Israël a récemment menacé de répondre à tout acte du Hezbollah, notamment en visant des zones sensibles comme la banlieue sud de Beyrouth. Ce contexte tendu a mené l'armée israélienne à s'alarmer, signalant un aéronef jugé hostile près de sa frontière.
Une déclaration conjointe
Dans un communiqué commun, les trois parties aux négociations ont confirmé une volonté d'instaurer un cessez-le-feu, tout en stipulant que cela dépend de l'évacuation du Hezbollah de la région sud du Litani, frontalière avec Israël. Les efforts portent également sur la création de zones pilotes où l'armée libanaise aurait un contrôle exclusif.
Il est prévu que des discussions supplémentaires aient lieu la semaine du 22 juin, marquant la quatrième rencontre directe à Washington entre Israël et le Liban, bien que ces deux pays n'aient pas de relations diplomatiques.
La fragilité du cessez-le-feu
Un cessez-le-feu a été instauré depuis le 17 avril, mais il a été régulièrement violé. Les récents bombardements israéliens ont intensifié les hostilités, soulevant des préoccupations quant à un éventuel élargissement du conflit au Moyen-Orient, notamment alors que les discussions sur l'Iran stagnent.
Le Président américain Donald Trump a demandé à ce que les débats autour du Liban soient, selon ses propres mots, "séparés" de ceux concernant l'Iran, une position qui a été contestée par Téhéran, soulignant l'interconnexion de ces crises.

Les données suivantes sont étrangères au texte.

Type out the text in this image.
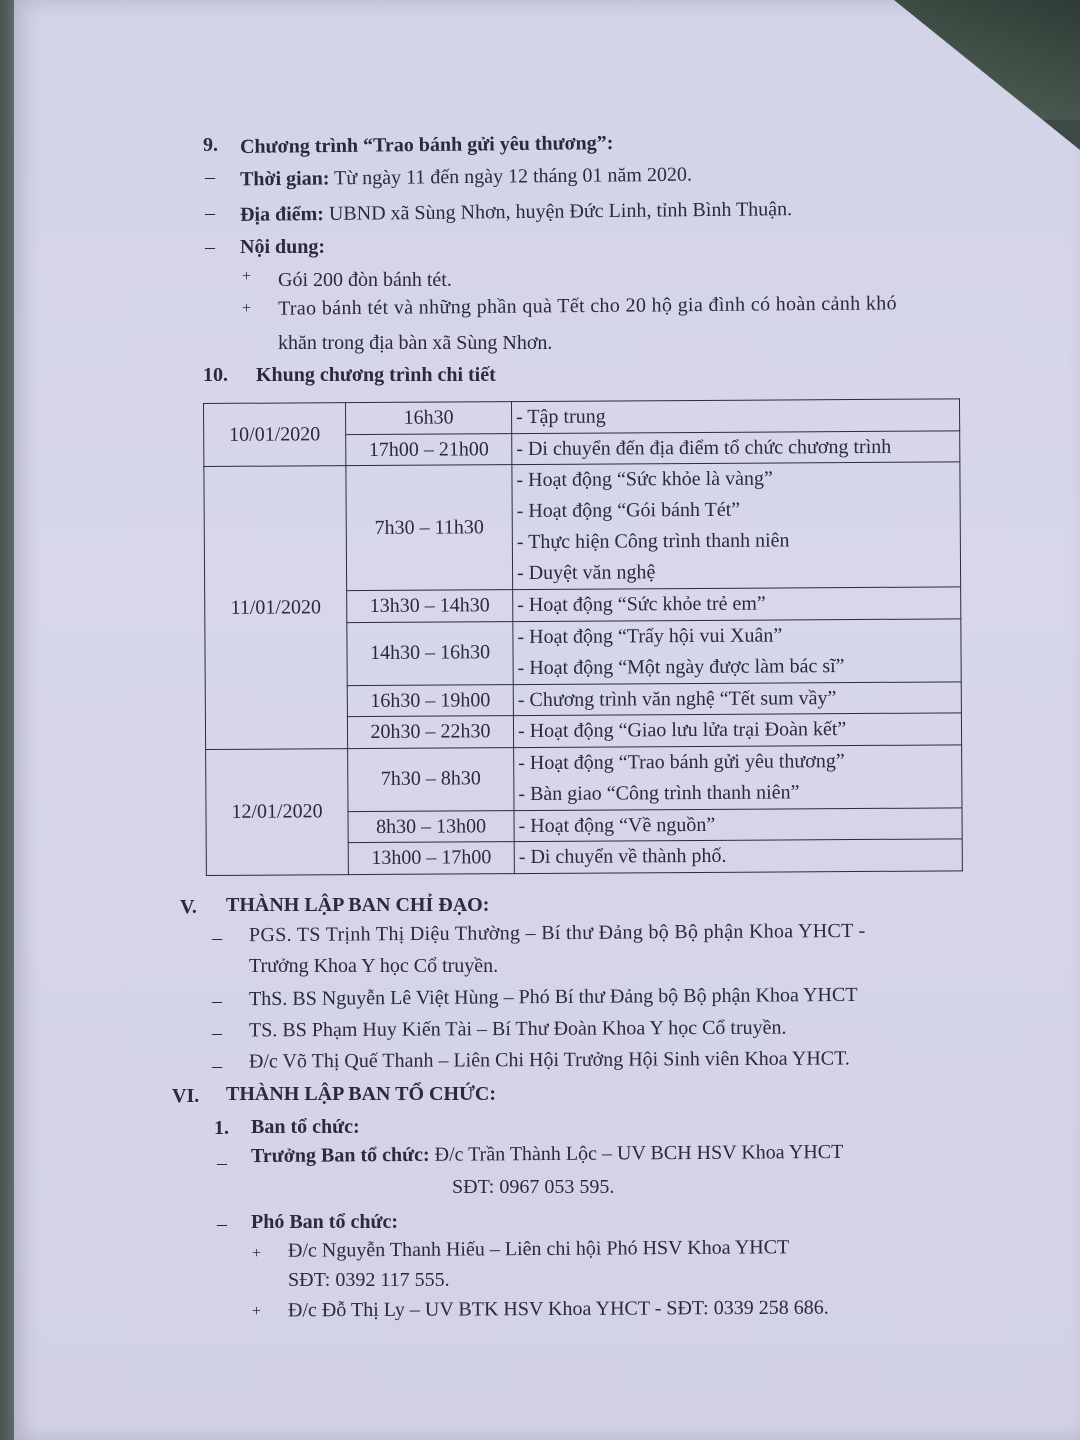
9. Chương trình “Trao bánh gửi yêu thương”:
– Thời gian: Từ ngày 11 đến ngày 12 tháng 01 năm 2020.
– Địa điểm: UBND xã Sùng Nhơn, huyện Đức Linh, tỉnh Bình Thuận.
– Nội dung:
+ Gói 200 đòn bánh tét.
+ Trao bánh tét và những phần quà Tết cho 20 hộ gia đình có hoàn cảnh khó
khăn trong địa bàn xã Sùng Nhơn.
10. Khung chương trình chi tiết
10/01/2020	16h30	- Tập trung
	17h00 – 21h00	- Di chuyển đến địa điểm tổ chức chương trình
11/01/2020	7h30 – 11h30	- Hoạt động “Sức khỏe là vàng”
- Hoạt động “Gói bánh Tét”
- Thực hiện Công trình thanh niên
- Duyệt văn nghệ

	13h30 – 14h30	- Hoạt động “Sức khỏe trẻ em”
	14h30 – 16h30	- Hoạt động “Trẩy hội vui Xuân”
- Hoạt động “Một ngày được làm bác sĩ”

	16h30 – 19h00	- Chương trình văn nghệ “Tết sum vầy”
	20h30 – 22h30	- Hoạt động “Giao lưu lửa trại Đoàn kết”
12/01/2020	7h30 – 8h30	- Hoạt động “Trao bánh gửi yêu thương”
- Bàn giao “Công trình thanh niên”

	8h30 – 13h00	- Hoạt động “Về nguồn”
	13h00 – 17h00	- Di chuyển về thành phố.
V. THÀNH LẬP BAN CHỈ ĐẠO:
– PGS. TS Trịnh Thị Diệu Thường – Bí thư Đảng bộ Bộ phận Khoa YHCT -
Trưởng Khoa Y học Cổ truyền.
– ThS. BS Nguyễn Lê Việt Hùng – Phó Bí thư Đảng bộ Bộ phận Khoa YHCT
– TS. BS Phạm Huy Kiến Tài – Bí Thư Đoàn Khoa Y học Cổ truyền.
– Đ/c Võ Thị Quế Thanh – Liên Chi Hội Trưởng Hội Sinh viên Khoa YHCT.
VI. THÀNH LẬP BAN TỔ CHỨC:
1. Ban tổ chức:
– Trưởng Ban tổ chức: Đ/c Trần Thành Lộc – UV BCH HSV Khoa YHCT
SĐT: 0967 053 595.
– Phó Ban tổ chức:
+ Đ/c Nguyễn Thanh Hiếu – Liên chi hội Phó HSV Khoa YHCT
SĐT: 0392 117 555.
+ Đ/c Đỗ Thị Ly – UV BTK HSV Khoa YHCT - SĐT: 0339 258 686.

En raison des récentes réactions du Hezbollah, qui a intensifié ses attaques, la situation demeure précaire. Le mouvement a annoncé avoir mené des opérations contre des cibles militaires israéliennes, et il s'est opposé fermement à tout cessez-le-feu à moitié, comme le soulignent des efforts diplomatiques récents.
Des pertes considérables
Les opérations israéliennes ont entraîné la mort de plusieurs milliers de personnes au Liban, dont des civils et des secouristes. Selon le ministère de la Santé libanais, au moins 130 travailleurs médicaux ont été tués depuis le début des conflits, illustrant la gravité de la crise humanitaire.
Ce contexte chaotique nécessite une attention urgente de la communauté internationale pour éviter une escalade encore plus grande et ses conséquences dévastatrices sur la région.